Read_parquet results in imbalanced load across workers

I read in a parquet dataset by doing:

        data = dd.read_parquet(
            data_dir_abs,
            columns=columns_to_select,
            filesystem="arrow",
            ignore_metadata_file=True,
        )

I have a 40 parquet files that were written by a spark process, I checked and every file is approximately 1.6gb with almost perfectly sized 128mb row groups. I run lightgbm distributed training using dask, but in the very first step when we read the data in I notice right away there is a worker imbalance. I’m running a mini cluster with 20 workers (one instance has both a worker process and a scheduler process running).

Am I missing something obvious as to why some workers read more data than others?
I’ve read the docs here: dask.dataframe.read_parquet — Dask documentation and also tried repartitioning and rebalancing but no matter what I do I end up with the scenario described above. Any advice here? I’m running on sagemaker so it is not trivial to get access to the Dask UI dashboard but working on getting that to help me debug.

The skew occurs right at the beginning when I load the data, I can see this clearly from the system metrics, since I persist and wait for the dataset to be read in I can pin point exactly when I’m done reading data in.

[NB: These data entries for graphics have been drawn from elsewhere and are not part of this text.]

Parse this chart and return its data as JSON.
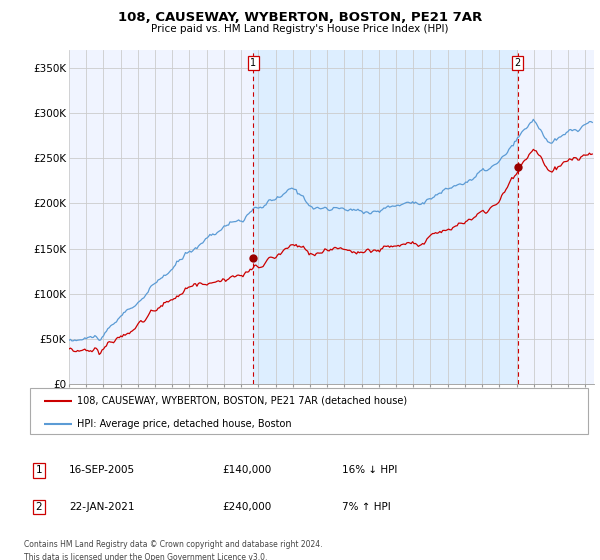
{
  "title": "108, CAUSEWAY, WYBERTON, BOSTON, PE21 7AR",
  "subtitle": "Price paid vs. HM Land Registry's House Price Index (HPI)",
  "ylabel_ticks": [
    "£0",
    "£50K",
    "£100K",
    "£150K",
    "£200K",
    "£250K",
    "£300K",
    "£350K"
  ],
  "ytick_values": [
    0,
    50000,
    100000,
    150000,
    200000,
    250000,
    300000,
    350000
  ],
  "ylim": [
    0,
    370000
  ],
  "xlim_start": 1995.0,
  "xlim_end": 2025.5,
  "sale1": {
    "date_num": 2005.71,
    "price": 140000,
    "label": "1",
    "pct": "16% ↓ HPI",
    "date_str": "16-SEP-2005",
    "price_str": "£140,000"
  },
  "sale2": {
    "date_num": 2021.06,
    "price": 240000,
    "label": "2",
    "pct": "7% ↑ HPI",
    "date_str": "22-JAN-2021",
    "price_str": "£240,000"
  },
  "hpi_line_color": "#5b9bd5",
  "price_line_color": "#cc0000",
  "sale_dot_color": "#990000",
  "dashed_line_color": "#cc0000",
  "shaded_region_color": "#ddeeff",
  "legend_label1": "108, CAUSEWAY, WYBERTON, BOSTON, PE21 7AR (detached house)",
  "legend_label2": "HPI: Average price, detached house, Boston",
  "footer1": "Contains HM Land Registry data © Crown copyright and database right 2024.",
  "footer2": "This data is licensed under the Open Government Licence v3.0.",
  "xtick_years": [
    1995,
    1996,
    1997,
    1998,
    1999,
    2000,
    2001,
    2002,
    2003,
    2004,
    2005,
    2006,
    2007,
    2008,
    2009,
    2010,
    2011,
    2012,
    2013,
    2014,
    2015,
    2016,
    2017,
    2018,
    2019,
    2020,
    2021,
    2022,
    2023,
    2024,
    2025
  ],
  "background_color": "#ffffff",
  "plot_bg_color": "#f0f4ff",
  "grid_color": "#cccccc"
}
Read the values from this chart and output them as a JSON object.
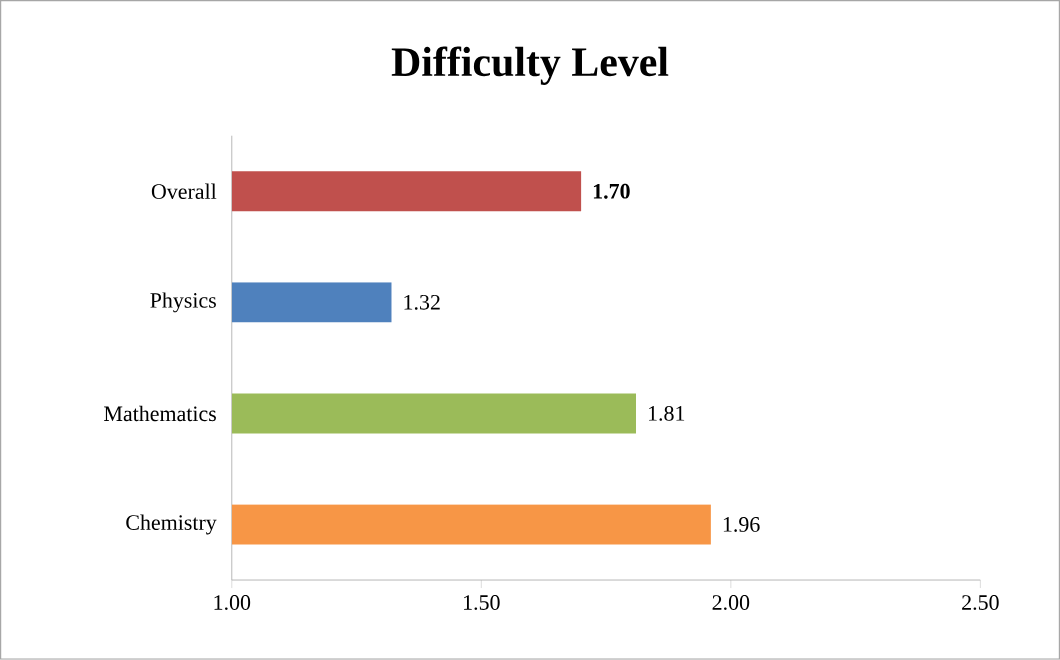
{
  "chart_data": {
    "type": "bar",
    "orientation": "horizontal",
    "title": "Difficulty Level",
    "categories": [
      "Overall",
      "Physics",
      "Mathematics",
      "Chemistry"
    ],
    "values": [
      1.7,
      1.32,
      1.81,
      1.96
    ],
    "colors": [
      "#c0504d",
      "#4f81bd",
      "#9bbb59",
      "#f79646"
    ],
    "value_labels": [
      "**1.70**",
      "1.32",
      "1.81",
      "1.96"
    ],
    "xlim": [
      1,
      2.5
    ],
    "xticks": [
      {
        "value": 1,
        "label": "1.00"
      },
      {
        "value": 1.5,
        "label": "1.50"
      },
      {
        "value": 2,
        "label": "2.00"
      },
      {
        "value": 2.5,
        "label": "2.50"
      }
    ],
    "grid": false
  }
}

I really don’t see with your description why there would be such an imbalance. Whats information do you have on the first created DataFrame (data variable)? How many partitions typically?

Except for work stealing if some Worker is slow, there is no reason Workers reads more partitions than others if chunking is correct. You shouldn’t have to rebalance or repartition, things should be fine from the start (and it is much more efficient that way).

Do you have at least some screen copy of this? It is a bit hard to really understand with just that.